Supported Numpy Operations

# Supported Numpy Operations

Below is the list of the data-parallel Numpy operators that Bodo can optimize and parallelize.

1. Numpy element-wise array operations:

• Unary operators: `+` `-` `~`
• Binary operators: `+` `-` `*` `/` `/?` `%` `|` `>>` `^` `<<` `&` `**` `//`
• Comparison operators: `==` `!=` `<` `<=` `>` `>=`
• data-parallel math operations: `add`, `subtract`, `multiply`, `divide`, `logaddexp`, `logaddexp2`, `true_divide`, `floor_divide`, `negative`, `power`, `remainder`, `mod`, `fmod`, `abs`, `absolute`, `fabs`, `rint`, `sign`, `conj`, `exp`, `exp2`, `log`, `log2`, `log10`, `expm1`, `log1p`, `sqrt`, `square`, `reciprocal`, `conjugate`
• Trigonometric functions: `sin`, `cos`, `tan`, `arcsin`, `arccos`, `arctan`, `arctan2`, `hypot`, `sinh`, `cosh`, `tanh`, `arcsinh`, `arccosh`, `arctanh`, `deg2rad`, `rad2deg`, `degrees`, `radians`
• Bit manipulation functions: `bitwise_and`, `bitwise_or`, `bitwise_xor`, `bitwise_not`, `invert`, `left_shift`, `right_shift`
2. Numpy reduction functions `sum`, `prod`, `min`, `max`, `argmin` and `argmax`. Currently, int64 data type is not supported for `argmin` and `argmax`.
3. Numpy array creation functions `empty`, `zeros`, `ones`, `empty_like`, `zeros_like`, `ones_like`, `full_like`, `copy`, `arange` and `linspace`.
4. Random number generator functions: `rand`, `randn`, `ranf`, `random_sample`, `sample`, `random`, `standard_normal`, `chisquare`, `weibull`, `power`, `geometric`, `exponential`, `poisson`, `rayleigh`, `normal`, `uniform`, `beta`, `binomial`, `f`, `gamma`, `lognormal`, `laplace`, `randint`, `triangular`.
5. Numpy `dot` function between a matrix and a vector, or two vectors.
6. Numpy array comprehensions, such as:

``A = np.array([i**2 for i in range(N)])``

Optional arguments are not supported unless if explicitly mentioned here. For operations on multi-dimensional arrays, automatic broadcast of dimensions of size 1 is not supported.

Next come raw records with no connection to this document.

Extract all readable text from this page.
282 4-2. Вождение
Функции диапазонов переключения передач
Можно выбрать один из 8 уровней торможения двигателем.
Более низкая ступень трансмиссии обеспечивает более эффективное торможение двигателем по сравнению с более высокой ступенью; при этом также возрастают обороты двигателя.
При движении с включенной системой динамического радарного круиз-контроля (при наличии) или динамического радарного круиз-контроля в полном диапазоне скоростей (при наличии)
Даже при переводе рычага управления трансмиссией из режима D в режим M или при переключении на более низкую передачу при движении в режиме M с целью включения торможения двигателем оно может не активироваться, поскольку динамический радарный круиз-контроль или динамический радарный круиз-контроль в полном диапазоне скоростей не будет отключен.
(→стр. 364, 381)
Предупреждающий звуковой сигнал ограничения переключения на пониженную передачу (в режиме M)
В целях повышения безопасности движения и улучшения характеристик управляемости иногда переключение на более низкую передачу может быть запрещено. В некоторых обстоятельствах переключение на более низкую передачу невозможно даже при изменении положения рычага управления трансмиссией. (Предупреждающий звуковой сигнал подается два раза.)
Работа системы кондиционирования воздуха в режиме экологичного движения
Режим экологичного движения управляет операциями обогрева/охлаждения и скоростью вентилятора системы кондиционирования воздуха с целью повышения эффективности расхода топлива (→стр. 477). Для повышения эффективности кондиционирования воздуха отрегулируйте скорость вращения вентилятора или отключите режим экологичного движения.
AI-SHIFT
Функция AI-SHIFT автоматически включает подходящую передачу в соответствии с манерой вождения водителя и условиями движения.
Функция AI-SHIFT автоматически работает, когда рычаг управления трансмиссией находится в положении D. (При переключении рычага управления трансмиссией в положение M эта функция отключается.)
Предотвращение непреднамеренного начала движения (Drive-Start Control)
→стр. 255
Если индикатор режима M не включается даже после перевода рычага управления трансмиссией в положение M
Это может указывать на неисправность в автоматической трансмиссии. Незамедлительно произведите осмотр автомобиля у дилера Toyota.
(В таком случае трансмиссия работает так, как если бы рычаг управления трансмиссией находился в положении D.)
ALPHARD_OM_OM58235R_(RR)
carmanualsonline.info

# Numpy dot() Parallelization

The np.dot function has different distribution rules based on the number of dimensions and the distributions of its input arrays. The example below demonstrates two cases:

```@bodo.jit
def example_dot(N, D):
X = np.random.ranf((N, D))
Y = np.random.ranf(N)
w = np.dot(Y, X)
z = np.dot(X, w)
return z.sum()

example_dot(1024, 10)
bodo.distribution_report()
```

Here is the output of bodo.distribution_report():

```Array distributions:
\$X.43                1D_Block
\$Y.45                1D_Block
\$w.44                REP

Parfor distributions:
0                    1D_Block
1                    1D_Block
2                    1D_Block
```

The first dot has a 1D array with 1D_Block distribution as first input (Y), while the second input is a 2D array with 1D_Block distribution (X). Hence, dot is a sum reduction across distributed datasets and therefore, the output (w) is on the reduce side and is assiged REP distribution.

The second dot has a 2D array with 1D_Block distribution (X) as first input, while the second input is a REP array (w). Hence, the computation is data-parallel across rows of X, which implies a 1D_Block distibution for output (z).

Variable z does not exist in the distribution report since the compiler optimizations were able to eliminate it. Its values are generated and consumed on-the-fly, without memory load/store overheads.